Kendi adıma şöyle söyleyebilirim ki; fallarda ki şekilleri benzetip atıyordum, karşımdaki de inanmak için bahane arıyorsa benim adım her şeyi bilen oluyordu. Bir anlamda karşimdaki gücünü ve bilgisini bana devir ediyor, sonrada anlatılanı yada olanı, dış dünyaya yada bana mal ediyordu.
Bazen nedense farklı bir kaynağa sorumluluğu yıkmak insanı rahatlatır.Yada herşeyi bir başka otoritenin biliyor olması, size masumluğun ve çaresizliğin huzurunu-sorumsuzluğunu yaşatır. Yani sorumluluğu dışarı atmanızı kolaylaştırır..Bu vesile Sn Mustafa KARTAL’ın bir tespitini paylaşmak istiyorum..
”Gücünüzü dışarı teslim etmeyin..
Bir çoğumuz her zaman her şeyi bilen birlerinin olabileceği beklentisinde ve o yüksek kişiyi veya öğretiyi bulma arayışındayız. Bunun olamayacağını anlamak için hiçbir şeyin belli olmadığı, hatta belirlenmiş ve yaşanmış olanlarin bile değişebileceği bir simulasyonun içinde olduğumuzu anlamamiz gerekiyor. Belirlenmiş bir gelecek ve her hangi bir konuda kesin doğru yoksa, HER ŞEYİ BİLEN tanımını çöpe atmamız gerekir. Her şey potansiyeller olarak mevcutdur ve hangi degerleri one getireceginiz, neyi parlatacağınız ve neyi oluşturacağınız tamamen size kalmistir. Kesin doğrularin olmadigi bir ortamda kendi dışınızdaki gerçekliklerde dolaşmanız hatta içinde toplumun kabul verdiği melek bilgileri ve diğer öğretilerde dahil olmak üzere başkalarının düşünce ve yorumlarına direk kabul vermeniz, gücünüzü dışari vermeniz anlami tasir.”

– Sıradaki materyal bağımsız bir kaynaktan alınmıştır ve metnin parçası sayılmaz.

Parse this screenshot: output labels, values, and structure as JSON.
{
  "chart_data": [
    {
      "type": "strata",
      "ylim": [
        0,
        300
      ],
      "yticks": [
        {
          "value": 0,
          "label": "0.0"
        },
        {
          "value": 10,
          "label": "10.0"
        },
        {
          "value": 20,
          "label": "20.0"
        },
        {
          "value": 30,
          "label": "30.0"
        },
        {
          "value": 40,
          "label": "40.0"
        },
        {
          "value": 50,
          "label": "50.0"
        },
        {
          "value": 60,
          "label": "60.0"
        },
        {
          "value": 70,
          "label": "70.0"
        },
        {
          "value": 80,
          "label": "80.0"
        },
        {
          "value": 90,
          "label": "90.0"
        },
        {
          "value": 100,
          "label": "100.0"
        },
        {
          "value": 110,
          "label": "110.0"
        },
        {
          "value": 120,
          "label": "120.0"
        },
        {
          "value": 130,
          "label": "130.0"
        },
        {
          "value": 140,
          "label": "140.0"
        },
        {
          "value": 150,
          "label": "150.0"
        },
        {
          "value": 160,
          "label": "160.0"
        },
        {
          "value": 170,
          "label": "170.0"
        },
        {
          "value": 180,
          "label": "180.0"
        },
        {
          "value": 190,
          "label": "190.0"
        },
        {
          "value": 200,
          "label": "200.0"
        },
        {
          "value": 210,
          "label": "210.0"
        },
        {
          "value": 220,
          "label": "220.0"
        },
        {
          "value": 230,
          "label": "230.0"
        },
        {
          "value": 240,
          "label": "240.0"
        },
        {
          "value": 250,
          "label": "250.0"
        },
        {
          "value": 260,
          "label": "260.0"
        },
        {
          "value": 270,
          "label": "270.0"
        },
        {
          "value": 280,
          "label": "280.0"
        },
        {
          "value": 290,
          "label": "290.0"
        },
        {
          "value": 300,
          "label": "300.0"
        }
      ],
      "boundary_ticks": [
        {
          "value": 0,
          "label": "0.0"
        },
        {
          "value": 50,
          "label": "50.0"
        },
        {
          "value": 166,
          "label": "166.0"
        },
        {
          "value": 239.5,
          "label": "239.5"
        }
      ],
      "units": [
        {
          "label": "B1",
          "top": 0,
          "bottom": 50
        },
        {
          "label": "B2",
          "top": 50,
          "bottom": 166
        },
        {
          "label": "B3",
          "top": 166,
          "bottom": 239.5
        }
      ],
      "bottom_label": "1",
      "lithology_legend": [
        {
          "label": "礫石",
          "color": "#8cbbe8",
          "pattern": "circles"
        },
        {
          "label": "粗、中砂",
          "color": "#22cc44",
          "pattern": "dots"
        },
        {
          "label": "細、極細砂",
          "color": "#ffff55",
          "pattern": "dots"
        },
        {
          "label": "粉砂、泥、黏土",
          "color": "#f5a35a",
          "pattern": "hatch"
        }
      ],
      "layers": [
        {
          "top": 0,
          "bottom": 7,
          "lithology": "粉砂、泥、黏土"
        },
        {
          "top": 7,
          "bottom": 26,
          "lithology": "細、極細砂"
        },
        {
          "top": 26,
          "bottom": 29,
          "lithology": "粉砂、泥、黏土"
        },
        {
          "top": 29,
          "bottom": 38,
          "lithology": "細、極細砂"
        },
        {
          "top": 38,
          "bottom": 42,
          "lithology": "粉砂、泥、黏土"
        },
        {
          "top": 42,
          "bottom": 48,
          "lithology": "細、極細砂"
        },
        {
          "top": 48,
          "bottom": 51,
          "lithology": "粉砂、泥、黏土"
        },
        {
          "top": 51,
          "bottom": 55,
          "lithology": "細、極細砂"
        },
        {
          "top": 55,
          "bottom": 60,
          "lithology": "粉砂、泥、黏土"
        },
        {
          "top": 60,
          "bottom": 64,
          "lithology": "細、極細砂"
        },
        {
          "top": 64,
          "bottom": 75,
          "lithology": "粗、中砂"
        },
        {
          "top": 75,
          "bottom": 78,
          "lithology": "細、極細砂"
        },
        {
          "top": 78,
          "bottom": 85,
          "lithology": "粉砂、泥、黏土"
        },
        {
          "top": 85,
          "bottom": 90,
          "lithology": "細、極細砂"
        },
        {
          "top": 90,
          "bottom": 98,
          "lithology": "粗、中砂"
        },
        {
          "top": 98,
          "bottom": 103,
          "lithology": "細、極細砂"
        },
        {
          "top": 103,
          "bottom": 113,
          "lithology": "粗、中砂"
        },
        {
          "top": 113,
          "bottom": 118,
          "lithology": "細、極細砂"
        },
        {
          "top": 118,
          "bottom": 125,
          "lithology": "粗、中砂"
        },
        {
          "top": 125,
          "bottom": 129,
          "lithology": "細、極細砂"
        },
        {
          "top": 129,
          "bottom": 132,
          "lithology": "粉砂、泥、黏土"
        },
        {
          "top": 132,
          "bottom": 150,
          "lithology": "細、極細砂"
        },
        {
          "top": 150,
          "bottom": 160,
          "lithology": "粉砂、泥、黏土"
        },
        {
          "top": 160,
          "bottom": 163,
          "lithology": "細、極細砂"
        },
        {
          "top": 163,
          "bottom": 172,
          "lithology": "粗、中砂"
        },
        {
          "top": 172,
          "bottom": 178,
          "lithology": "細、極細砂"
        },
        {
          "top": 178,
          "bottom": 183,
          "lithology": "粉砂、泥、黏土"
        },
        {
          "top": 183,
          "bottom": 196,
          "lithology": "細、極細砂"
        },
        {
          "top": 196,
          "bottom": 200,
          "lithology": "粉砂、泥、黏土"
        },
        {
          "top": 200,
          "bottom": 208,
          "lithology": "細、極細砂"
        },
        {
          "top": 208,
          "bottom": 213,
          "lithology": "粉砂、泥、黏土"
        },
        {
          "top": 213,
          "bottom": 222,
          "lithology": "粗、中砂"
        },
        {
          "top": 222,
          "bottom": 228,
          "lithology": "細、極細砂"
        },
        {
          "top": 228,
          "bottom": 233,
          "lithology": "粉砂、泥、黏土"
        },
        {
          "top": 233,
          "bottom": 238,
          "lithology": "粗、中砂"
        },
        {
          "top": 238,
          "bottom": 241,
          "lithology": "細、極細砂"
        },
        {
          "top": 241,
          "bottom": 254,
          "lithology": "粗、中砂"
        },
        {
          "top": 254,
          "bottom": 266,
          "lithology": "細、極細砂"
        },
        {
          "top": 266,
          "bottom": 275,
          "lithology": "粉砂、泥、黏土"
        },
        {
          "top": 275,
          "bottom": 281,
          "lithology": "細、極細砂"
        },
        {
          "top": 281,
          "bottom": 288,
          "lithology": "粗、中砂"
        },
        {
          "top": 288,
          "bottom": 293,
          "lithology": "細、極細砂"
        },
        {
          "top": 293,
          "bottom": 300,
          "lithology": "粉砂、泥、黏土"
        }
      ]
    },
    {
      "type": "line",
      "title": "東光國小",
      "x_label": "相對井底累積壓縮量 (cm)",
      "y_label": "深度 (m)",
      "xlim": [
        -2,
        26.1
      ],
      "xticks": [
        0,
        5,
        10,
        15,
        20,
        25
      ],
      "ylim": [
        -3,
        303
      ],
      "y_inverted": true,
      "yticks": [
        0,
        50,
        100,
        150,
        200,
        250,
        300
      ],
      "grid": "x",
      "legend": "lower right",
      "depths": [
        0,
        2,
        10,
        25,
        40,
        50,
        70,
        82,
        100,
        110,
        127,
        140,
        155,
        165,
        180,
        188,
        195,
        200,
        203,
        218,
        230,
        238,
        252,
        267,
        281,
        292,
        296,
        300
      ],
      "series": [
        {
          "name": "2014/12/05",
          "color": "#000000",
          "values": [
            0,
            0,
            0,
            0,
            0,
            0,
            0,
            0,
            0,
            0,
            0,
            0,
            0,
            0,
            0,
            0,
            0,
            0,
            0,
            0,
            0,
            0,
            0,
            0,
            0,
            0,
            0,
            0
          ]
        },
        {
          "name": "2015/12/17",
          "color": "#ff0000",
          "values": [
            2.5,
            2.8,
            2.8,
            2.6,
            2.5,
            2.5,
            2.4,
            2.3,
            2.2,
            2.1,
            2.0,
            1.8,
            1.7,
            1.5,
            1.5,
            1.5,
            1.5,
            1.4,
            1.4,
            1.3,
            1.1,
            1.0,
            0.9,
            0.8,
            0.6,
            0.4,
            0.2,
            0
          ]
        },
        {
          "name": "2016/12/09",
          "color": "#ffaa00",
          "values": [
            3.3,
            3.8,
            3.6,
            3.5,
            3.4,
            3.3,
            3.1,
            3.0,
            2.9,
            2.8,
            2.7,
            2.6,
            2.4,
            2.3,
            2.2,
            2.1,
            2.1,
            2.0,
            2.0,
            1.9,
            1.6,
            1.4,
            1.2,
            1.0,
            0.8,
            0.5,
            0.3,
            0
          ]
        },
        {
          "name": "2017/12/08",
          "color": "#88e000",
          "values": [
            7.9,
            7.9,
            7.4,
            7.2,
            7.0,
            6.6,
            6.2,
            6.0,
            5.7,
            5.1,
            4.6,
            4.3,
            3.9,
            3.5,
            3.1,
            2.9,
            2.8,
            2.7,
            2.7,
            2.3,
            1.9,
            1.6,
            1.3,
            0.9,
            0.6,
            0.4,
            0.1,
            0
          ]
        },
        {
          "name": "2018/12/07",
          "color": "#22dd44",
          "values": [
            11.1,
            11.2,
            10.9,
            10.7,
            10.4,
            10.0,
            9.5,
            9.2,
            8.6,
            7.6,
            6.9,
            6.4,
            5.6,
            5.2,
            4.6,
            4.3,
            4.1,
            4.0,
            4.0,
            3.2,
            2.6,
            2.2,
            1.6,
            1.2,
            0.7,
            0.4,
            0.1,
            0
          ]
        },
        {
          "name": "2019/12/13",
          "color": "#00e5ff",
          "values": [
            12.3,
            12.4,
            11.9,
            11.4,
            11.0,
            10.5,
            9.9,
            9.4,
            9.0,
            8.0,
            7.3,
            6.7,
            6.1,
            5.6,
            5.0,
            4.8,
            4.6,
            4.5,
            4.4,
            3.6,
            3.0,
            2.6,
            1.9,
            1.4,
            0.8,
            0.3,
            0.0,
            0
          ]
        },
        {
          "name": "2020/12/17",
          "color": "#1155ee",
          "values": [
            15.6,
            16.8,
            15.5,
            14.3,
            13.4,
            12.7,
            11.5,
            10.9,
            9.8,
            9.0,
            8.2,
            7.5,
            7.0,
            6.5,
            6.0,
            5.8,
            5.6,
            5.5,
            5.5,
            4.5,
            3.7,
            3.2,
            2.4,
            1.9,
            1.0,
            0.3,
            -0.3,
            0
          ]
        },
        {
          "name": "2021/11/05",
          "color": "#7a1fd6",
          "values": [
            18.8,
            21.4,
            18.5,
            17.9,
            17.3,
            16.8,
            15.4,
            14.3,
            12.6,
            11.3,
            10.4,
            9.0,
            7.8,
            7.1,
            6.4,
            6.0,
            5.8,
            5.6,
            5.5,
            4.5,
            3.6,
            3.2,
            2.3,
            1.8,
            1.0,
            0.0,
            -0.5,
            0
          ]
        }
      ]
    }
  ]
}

Bende bu yoruma yürekten katılıyorum, ayrıca ben uğur taşı, uğurlu sayı, yatırlardaki adaklar, nazar boncuğu… gibi şeylere hiç mi hiç inanmiyorum.
Ben gerçek gücün ve bilginin yeryüzünün halifesi olan İnsana verildiğine inaniyorum..
Enerjinin transfer edilebileceğine, şifaya, duaya, tefekküre kadere inanıyorum hatta uzun zamandır incelediğim ve varlığını yıllardır yok saydığım Şansada inanıyorum.
Her şeyden önemlisi de GÜCÜMÜZE inanıyorum.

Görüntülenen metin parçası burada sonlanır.